J’ai alors l’idée du CP Club. Le principe est simple. Je ne vais pas vendre mon album, mais une “licence globale” moyennant un abonnement sur mon site.

Pour développer ce projet, j’arrive à intéresser, à fédérer des personnalités compétentes, à réunir une équipe autour de moi. L’idée plaît, l’aventure motive. Je suis indépendant mais bien entouré !

Le concept se précise : en échange de cette souscription, les abonnés auront accès au nouvel album (en 24bits, merci internet…), mais aussi à tous mes anciens titres et aux nouveaux au fur et à mesure, et d’autres avantages, comme une webtv avec des émissions spéciales 2 fois par mois, une messagerie vidéo pour qu’ils puissent se filmer et envoyer des messages, à moi ou à la communauté et par la suite, des tarifs réduits sur les places de concerts…

D.I.Y oblige, je m’implique dans tous les aspects du projet : je me greffe une case chef d’entreprise, je me forme à Final Cut pour la vidéo, j’investis dans de bonnes caméras, je finance l’enregistrement de mon album, tout en rationalisant chaque centime dépensé.

Pari réussi.
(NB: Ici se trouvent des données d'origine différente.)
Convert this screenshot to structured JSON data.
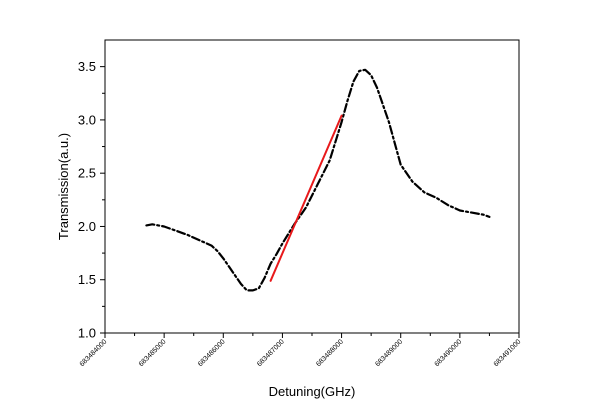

Mon nouvel album “Une Histoire ordinaire” est disponible sur le nouveau site www.cyrilpaulus.com qui propose 3 formules d’abonnement : 1 mois, 6 mois, et 12 mois, celui d’un mois coûte 6,99€ (ce qui revient à dire que rien que pour l’album, c’est 30% moins cher que sur les itunes et autres).

Aujourd’hui, nous sommes une dizaine à travailler sur ce projet (NDLR: BENEVOLAT!) et chacun s’épanouit dans son domaine. Soutenu et encouragé, je retrouve du sens à cette envie d’être chanteur et musicien. Je suis plus heureux aujourd’hui quand un fan décide de renouveler son abonnement que quand je vendais 100 disques à la Fnac de Pau en 2007.

– Alors, qu’est ce que c’est qu’être un artiste indépendant sur le net en 2010 ?


Être un artiste indépendant sur le net, c’est avoir comme public potentiel le monde entier et un espace d’expression virtuellement illimité. C’est s’offrir une liberté de création totale et la possibilité de concevoir, réaliser et publier ses idées quasi-instantanément. C’est pouvoir faire participer ses fans à la conception de contenus et leur proposer des nouveautés plus souvent. C’est sortir d’un modèle économique vieillissant et pouvoir proposer une alternative.

Cependant, être un artiste indépendant sur le net, c’est aussi être noyé au milieu de millions d’autres artistes et devoir réussir à se faire remarquer en restant fidèle à ce que l’on est.

C’est aussi pour moi devoir le faire avec des moyens limités, ce qui demande beaucoup de temps, d’énergie et de persévérance.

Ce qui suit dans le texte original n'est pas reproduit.